The purpose of the tool is to retain historical data and to get easy access to the difference between consecutive metric values for analysis.
The solution contains the following elements:

  • Database schema to keep historical data. The metrics are pivoted, instead of a single row of metrics it breaks down the row into a series of records: metric id/value
  • The supporting view providing a difference between consecutive metric values instead of the pure value.
  • Several stored procedures to harvest and extract collected metrics.
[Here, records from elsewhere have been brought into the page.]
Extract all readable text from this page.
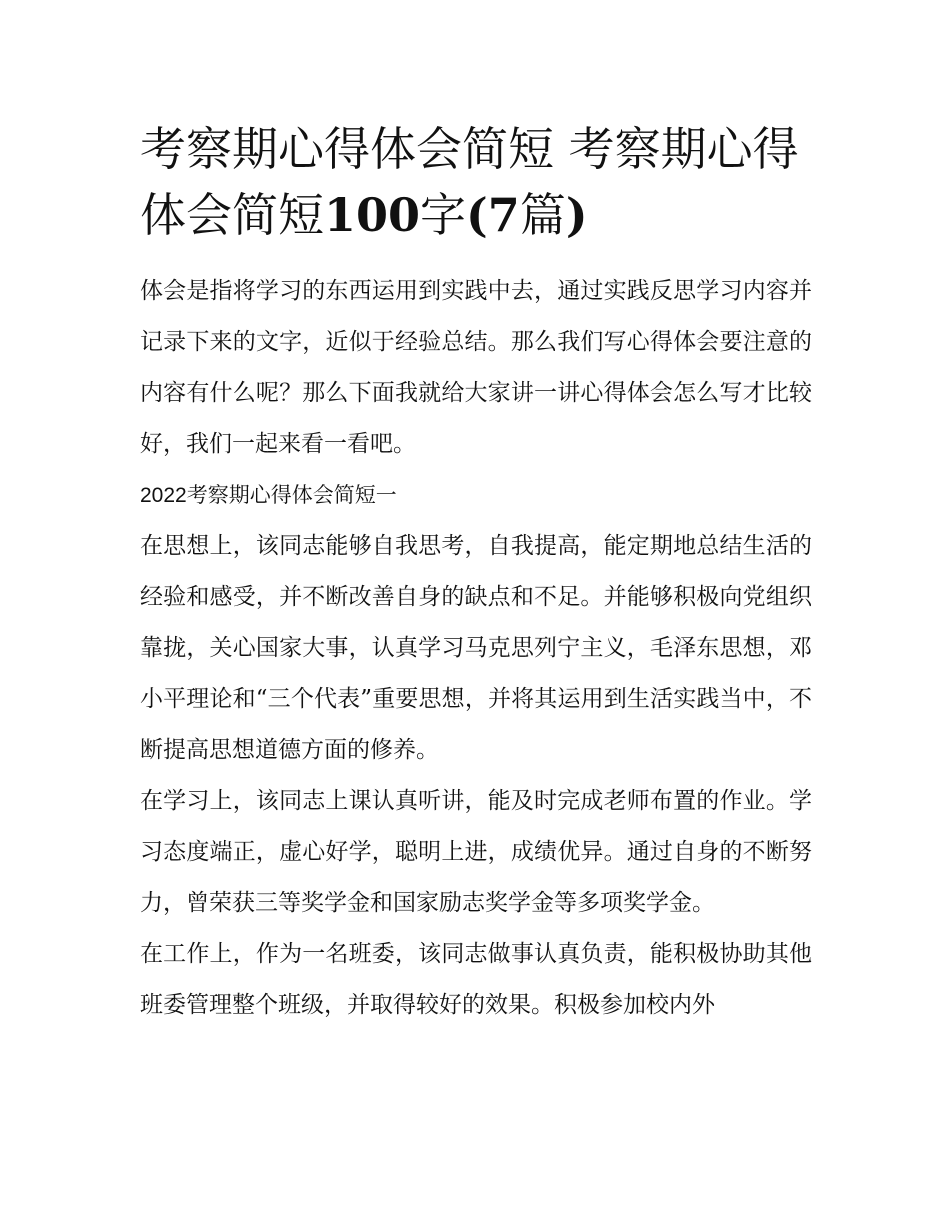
考察期心得体会简短 考察期心得体会简短100字(7篇)

体会是指将学习的东西运用到实践中去，通过实践反思学习内容并记录下来的文字，近似于经验总结。那么我们写心得体会要注意的内容有什么呢？那么下面我就给大家讲一讲心得体会怎么写才比较好，我们一起来看一看吧。

2022考察期心得体会简短一

在思想上，该同志能够自我思考，自我提高，能定期地总结生活的经验和感受，并不断改善自身的缺点和不足。并能够积极向党组织靠拢，关心国家大事，认真学习马克思列宁主义，毛泽东思想，邓小平理论和“三个代表”重要思想，并将其运用到生活实践当中，不断提高思想道德方面的修养。

在学习上，该同志上课认真听讲，能及时完成老师布置的作业。学习态度端正，虚心好学，聪明上进，成绩优异。通过自身的不断努力，曾荣获三等奖学金和国家励志奖学金等多项奖学金。

在工作上，作为一名班委，该同志做事认真负责，能积极协助其他班委管理整个班级，并取得较好的效果。积极参加校内外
  • Two methods of metrics collecting are available: as Linux crontab job or as DB2 scheduled task.
Simple analysis
I also developed a simple tool for heavy workload prediction. Although in DB2 there are several hundred different metrics, only subset of them seems to be related to workload specific for BigSQL. The idea is to nail down a period of normal workload and to monitor the current period. If the average of several metrics being observed exceeds significantly the average of the normal period, the alarm is raised that heavy workload is underway.
But during my testing, the solution does not seem to be usable. More tuning is necessary or a different approach should be built which has teeth.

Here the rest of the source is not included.